For 3D, Shawn actually mentions AllegroGL as a good initiative for doing 3D stuff with Allegro and also for not reinventing the wheel: Allegro does many things well and 3D poorly, but that's ok because OpenGL does 3D just fine and you can easily use the two together. In other words, if there is already a widely used cross-platform library with an API that is so good that we can never hope to come close, then don't do a poor imitation of it but allow the user to use it for what it's good at. The same philosophy would apply to threads and the pthreads library.

For now, I do think that it would make sense to focus on OpenGL as the basis for the cross-platform hardware accelerated driver.
By the way, I agree with pretty much everything Shawn said in that paper.

Elias
Quote:

By the way, I agree with pretty much everything Shawn said in that paper.

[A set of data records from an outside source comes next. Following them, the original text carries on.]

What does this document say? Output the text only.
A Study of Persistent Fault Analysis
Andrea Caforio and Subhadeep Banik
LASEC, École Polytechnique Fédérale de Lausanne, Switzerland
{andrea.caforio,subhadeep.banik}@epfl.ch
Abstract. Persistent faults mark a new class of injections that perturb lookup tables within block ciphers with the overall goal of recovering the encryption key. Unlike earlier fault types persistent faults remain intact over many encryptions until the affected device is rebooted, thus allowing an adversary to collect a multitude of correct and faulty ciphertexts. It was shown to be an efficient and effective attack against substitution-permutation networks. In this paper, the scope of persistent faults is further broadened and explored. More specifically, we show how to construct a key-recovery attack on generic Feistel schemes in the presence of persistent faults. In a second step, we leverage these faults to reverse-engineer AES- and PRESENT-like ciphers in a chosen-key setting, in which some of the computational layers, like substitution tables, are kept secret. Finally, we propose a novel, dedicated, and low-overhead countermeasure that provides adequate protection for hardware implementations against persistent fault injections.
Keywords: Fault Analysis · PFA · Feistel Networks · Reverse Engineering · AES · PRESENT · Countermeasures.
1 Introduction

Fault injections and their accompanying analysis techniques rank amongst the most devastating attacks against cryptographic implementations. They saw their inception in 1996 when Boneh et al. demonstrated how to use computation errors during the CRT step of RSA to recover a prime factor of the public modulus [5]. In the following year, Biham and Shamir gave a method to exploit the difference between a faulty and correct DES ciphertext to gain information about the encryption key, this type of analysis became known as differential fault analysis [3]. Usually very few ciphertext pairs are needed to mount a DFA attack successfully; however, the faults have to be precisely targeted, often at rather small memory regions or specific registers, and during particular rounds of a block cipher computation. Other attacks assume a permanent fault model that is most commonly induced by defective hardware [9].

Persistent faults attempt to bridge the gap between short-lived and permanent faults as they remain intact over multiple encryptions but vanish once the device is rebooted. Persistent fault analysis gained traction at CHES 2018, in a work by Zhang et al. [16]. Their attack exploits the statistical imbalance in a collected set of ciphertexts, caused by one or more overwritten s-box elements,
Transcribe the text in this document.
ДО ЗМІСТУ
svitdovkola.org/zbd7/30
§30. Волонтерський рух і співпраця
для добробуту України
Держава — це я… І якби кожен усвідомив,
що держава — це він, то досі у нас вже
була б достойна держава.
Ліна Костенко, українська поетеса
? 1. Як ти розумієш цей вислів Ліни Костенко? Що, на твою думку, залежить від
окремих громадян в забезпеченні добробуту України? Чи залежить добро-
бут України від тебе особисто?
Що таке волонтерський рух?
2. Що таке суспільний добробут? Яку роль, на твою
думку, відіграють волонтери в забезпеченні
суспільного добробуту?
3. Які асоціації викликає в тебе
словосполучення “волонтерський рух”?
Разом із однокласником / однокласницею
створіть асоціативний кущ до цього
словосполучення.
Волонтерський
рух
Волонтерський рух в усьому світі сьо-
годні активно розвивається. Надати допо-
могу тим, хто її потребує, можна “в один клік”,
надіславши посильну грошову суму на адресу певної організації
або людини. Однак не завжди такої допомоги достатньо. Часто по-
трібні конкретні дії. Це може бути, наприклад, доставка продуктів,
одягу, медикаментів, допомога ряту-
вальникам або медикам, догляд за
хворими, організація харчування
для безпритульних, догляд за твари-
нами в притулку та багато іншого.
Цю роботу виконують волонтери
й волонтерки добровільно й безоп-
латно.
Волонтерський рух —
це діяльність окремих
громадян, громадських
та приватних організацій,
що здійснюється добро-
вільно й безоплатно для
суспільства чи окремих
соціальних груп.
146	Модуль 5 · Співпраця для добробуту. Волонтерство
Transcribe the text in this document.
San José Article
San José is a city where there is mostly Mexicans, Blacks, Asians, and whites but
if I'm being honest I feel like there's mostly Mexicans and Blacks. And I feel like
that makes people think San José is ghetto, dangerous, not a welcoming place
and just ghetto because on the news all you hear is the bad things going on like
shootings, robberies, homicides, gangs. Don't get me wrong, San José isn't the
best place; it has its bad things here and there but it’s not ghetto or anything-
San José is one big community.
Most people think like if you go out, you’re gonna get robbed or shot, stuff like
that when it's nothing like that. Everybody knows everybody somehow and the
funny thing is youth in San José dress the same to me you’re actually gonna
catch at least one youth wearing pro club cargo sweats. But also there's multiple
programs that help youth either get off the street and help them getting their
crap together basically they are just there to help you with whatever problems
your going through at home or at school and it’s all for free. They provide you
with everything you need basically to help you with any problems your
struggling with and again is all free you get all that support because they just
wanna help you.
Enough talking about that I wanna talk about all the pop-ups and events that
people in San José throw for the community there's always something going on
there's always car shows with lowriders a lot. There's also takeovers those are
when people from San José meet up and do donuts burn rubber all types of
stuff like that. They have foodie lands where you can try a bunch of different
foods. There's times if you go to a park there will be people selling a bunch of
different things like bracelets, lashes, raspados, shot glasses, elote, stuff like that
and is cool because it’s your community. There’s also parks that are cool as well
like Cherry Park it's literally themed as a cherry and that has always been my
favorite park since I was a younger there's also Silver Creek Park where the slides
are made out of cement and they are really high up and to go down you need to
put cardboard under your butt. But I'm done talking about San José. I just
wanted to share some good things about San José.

Just what I thought when reading it.

Shawn Hargreaves said:

While writing the above, I've pretty much convinced myself that extreme modularisation is a good idea. I think. Probably.

Somehow I like this quote :)

Kitty Cat
Quote:

(The question if AllegroGL should stay an addon or be swallowed is another. I'd tend to say it should stay an addon.)

I think it'd be best to swallow it, if Bob's alright with that. Setting an OpenGL mode by simply specifying a different driver is quite handy, especially with more games using hardware acceleration these days, we'd want to promote it as a cross-platform API. As well, OpenGL is really the only way to get any hardware acceleration under Linux, since DGA is deprecated (and didn't really offer acceleration beyond direct VRAM access, AFAIK).

Milan Mimica

The problem is you won't benefit much from OpenGL acceleration when doing 2D graphics. Moreover, things may be even slower.

[edit] Keeping the current API, of course.

hazul
Quote:

The problem is you won't benefit much from OpenGL acceleration when doing 2D graphics.

Bullshit .

HoHo

Actually when you simply want to draw a lot of non-blended non-rotated non-lit sprites on memory bitmaps then allegro compiled sprites are allmost as good as OpenGL, especially on older video cards(lots of state changes and huge amount of drawing commands sent to video card). But if you want to do any of these non-thingies then allegro 2d routines will crash and burn heavily compared to OpenGL

Kitty Cat

OpenGL provides accelerated vram->vram and masked vram->vram blits, hardware scaling, hardware rotating, hardware blending, hardware filtering...

HoHo

I know, it's just a possibility. If anybody doesn't use any these things then he can use the usual allegro 2d routines and get the same speed.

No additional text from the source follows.